Author contributions

A.L.S. contributed to the design of the work, to the acquisition, analysis, and interpretation of data, and to the drafting of the manuscript. J.‐L.F. contributed to the data acquisition and to the revision of the manuscript. L.C.V. contributed to the analysis and interpretation of data, and to the revision of the manuscript. M.D. contributed to the design of the work, to data acquisition, and to the revision of the manuscript. J.F.R.P. contributed to the conception and design of the work, data interpretation, and to the revision of the manuscript. J.P.F. contributed to the conception and design of the work, to the acquisition, analysis, and interpretation of data, and to the writing of the manuscript. All authors approved the final version of the manuscript. All authors agree to be accountable for all aspects of the work in ensuring that questions related to the accuracy or integrity of any part of the work are appropriately investigated and resolved. All persons designated as authors qualify for authorship, and all those who qualify for authorship are listed.

Funding

Support provided by Auckland Medical Research Foundation (Ref# 1119008. JPF, JFRP, ALCS), Health Research Council of New Zealand (Ref# 19/687. JPF, JFRP) and the Sydney Taylor Trust (JFRP).

Supporting information

Statistical Summary Document

Peer Review History

Biography

Ana Luiza Sayegh completed her PhD at the University of Sao Paulo, Brazil, investigating the effectiveness of exercise rehabilitation in endomyocardial fibrosis.
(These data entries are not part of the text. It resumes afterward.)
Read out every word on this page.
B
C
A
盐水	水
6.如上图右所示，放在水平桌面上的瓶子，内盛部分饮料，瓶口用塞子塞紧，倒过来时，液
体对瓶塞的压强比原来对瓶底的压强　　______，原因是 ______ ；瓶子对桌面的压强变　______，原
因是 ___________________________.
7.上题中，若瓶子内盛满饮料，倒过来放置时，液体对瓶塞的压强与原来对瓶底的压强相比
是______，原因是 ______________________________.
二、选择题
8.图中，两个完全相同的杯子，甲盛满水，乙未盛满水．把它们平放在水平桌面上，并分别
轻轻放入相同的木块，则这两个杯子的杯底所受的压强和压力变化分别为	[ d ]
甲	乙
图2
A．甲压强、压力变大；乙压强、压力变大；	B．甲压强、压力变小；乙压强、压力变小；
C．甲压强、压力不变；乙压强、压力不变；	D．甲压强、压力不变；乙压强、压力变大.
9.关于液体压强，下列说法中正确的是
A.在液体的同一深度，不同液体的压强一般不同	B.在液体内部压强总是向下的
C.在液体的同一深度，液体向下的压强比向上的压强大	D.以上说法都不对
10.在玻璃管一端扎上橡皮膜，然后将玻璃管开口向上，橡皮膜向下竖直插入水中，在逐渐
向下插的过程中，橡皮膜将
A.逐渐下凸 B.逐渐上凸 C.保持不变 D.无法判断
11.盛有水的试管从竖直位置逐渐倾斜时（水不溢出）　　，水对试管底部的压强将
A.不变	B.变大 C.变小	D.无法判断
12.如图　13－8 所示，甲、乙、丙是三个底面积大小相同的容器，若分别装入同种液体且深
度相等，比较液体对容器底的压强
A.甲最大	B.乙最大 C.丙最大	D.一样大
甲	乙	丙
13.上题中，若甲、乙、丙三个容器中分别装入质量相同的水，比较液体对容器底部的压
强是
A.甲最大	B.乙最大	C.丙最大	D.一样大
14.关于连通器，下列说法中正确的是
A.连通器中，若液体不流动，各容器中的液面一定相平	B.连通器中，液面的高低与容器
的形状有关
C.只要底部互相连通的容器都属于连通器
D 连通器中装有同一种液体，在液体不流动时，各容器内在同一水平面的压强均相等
Following this she took up a postdoctoral fellowship in the Pulmonary Department at the Federal University of Sao Paulo where her work focused on the use of the cardiorespiratory responses to exercise on risk stratification and prognostication in pulmonary arterial hypertension. Currently, Ana is a postdoctoral fellow with Dr James Fisher in the Department of Physiology at the University of Auckland where she studies the neural control of the circulation in health and hypertension with a focus on the central and peripheral chemoreflexes.

Data availability statement

Study data are available from the corresponding author upon reasonable request.